Due to the increasing demand for transmission bandwidth operating Bit-rates for optical networks are increasing steadily. Therefore the electronic circuits of both the optical transmitter and receiver are emitting electromagnetic radiation of higher frequencies as well. Due to the desired miniaturization and to the increasing operating frequencies in the range of several hundred MHz and more, portions of the housing may act like antennas provided the length of the portions matches to the wavelength of the emitted electromagnetic radiation. These antenna-portions of the housing will then re-radiate the electromagnetic waves amplifying the amount of electromagnetic radiation emerging from a transceiver module.
This leads to the problem of electromagnetic interference (EMI) both between the electronic circuits inside the housing of the transceiver module and between the electronic circuits inside the housing and further electronic circuits and devices outside the housing.
Due to existing agency standards regulating the amount of EMI for electronic equipment much attention has to be paid to EMI shielding of such transceivers.
In the art several approaches to solve this problem are proposed.
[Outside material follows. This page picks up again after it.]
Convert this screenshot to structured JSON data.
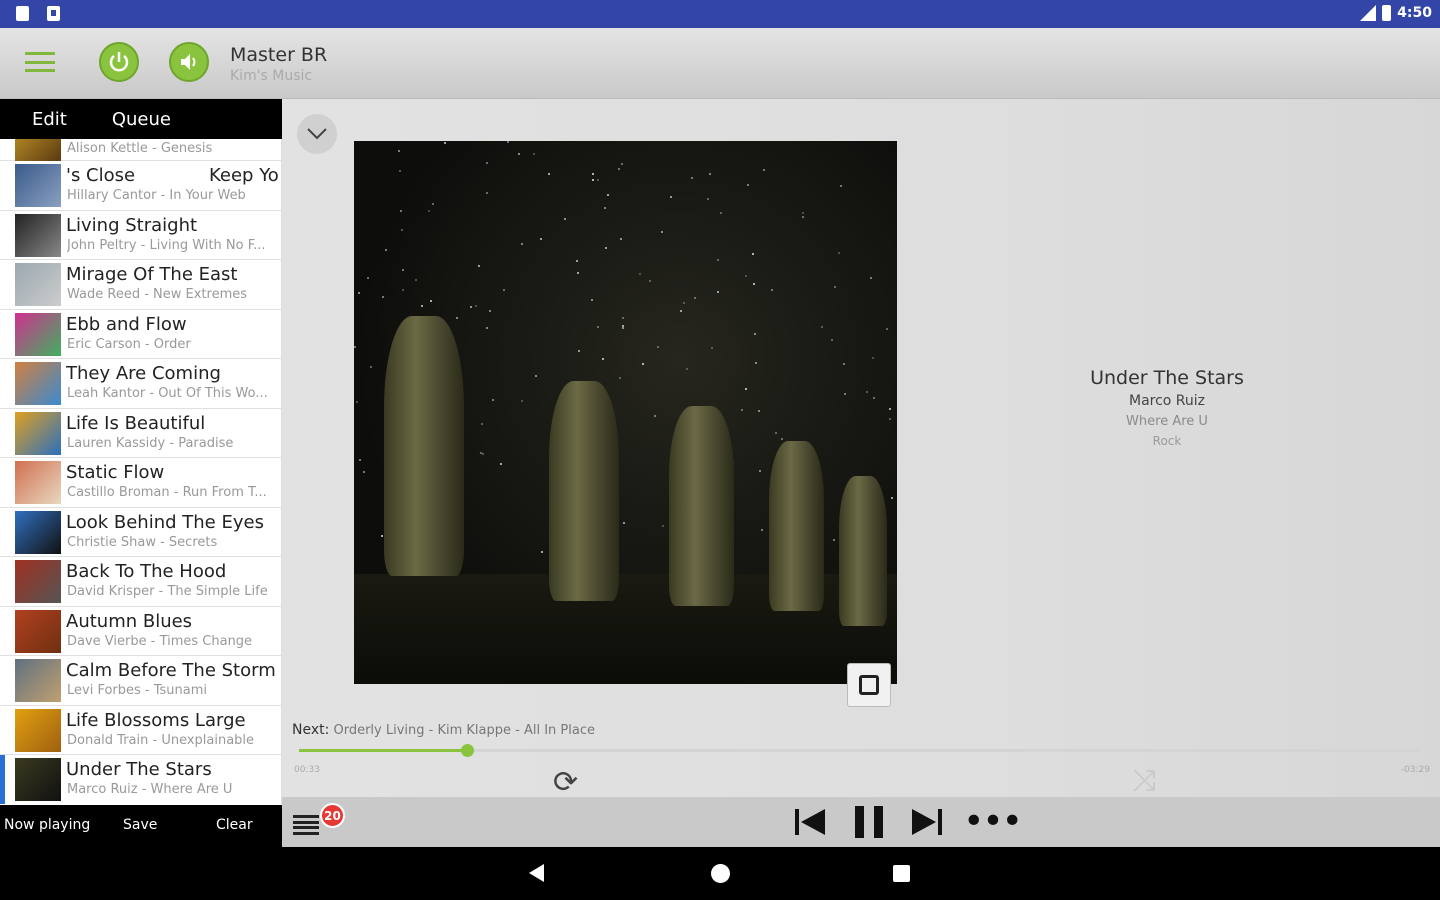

In U.S. Pat. No. 5,047,835 Chang discloses an optical transceiver comprising an EMI shield covering both the electrical circuit of the transmitter and the receiver.
U.S. Pat. No. 5,117,476 to Yingst et al. discloses an optical transceiver including a common horizontally extending circuit board with individual EMI shields over the transmitter and receiver circuit portions.
Taniguchi discloses in U.S. Pat. No. 5,535,034 an optical transceiver capable of preventing any crosstalk from an optical transmitter to an optical receiver comprising a multilayer printed circuit board and two regions that are completely isolated electromagnetically from each other for the transmitter and the receiver respectively.
In the prior art operating optical frequencies are limited in the region of several hundred MHz because after transducing optical signals of higher frequencies in the range of several GHz and more to electrical signals, it becomes technically difficult to avoid large scale electromagnetic interference effects on printed circuit boards.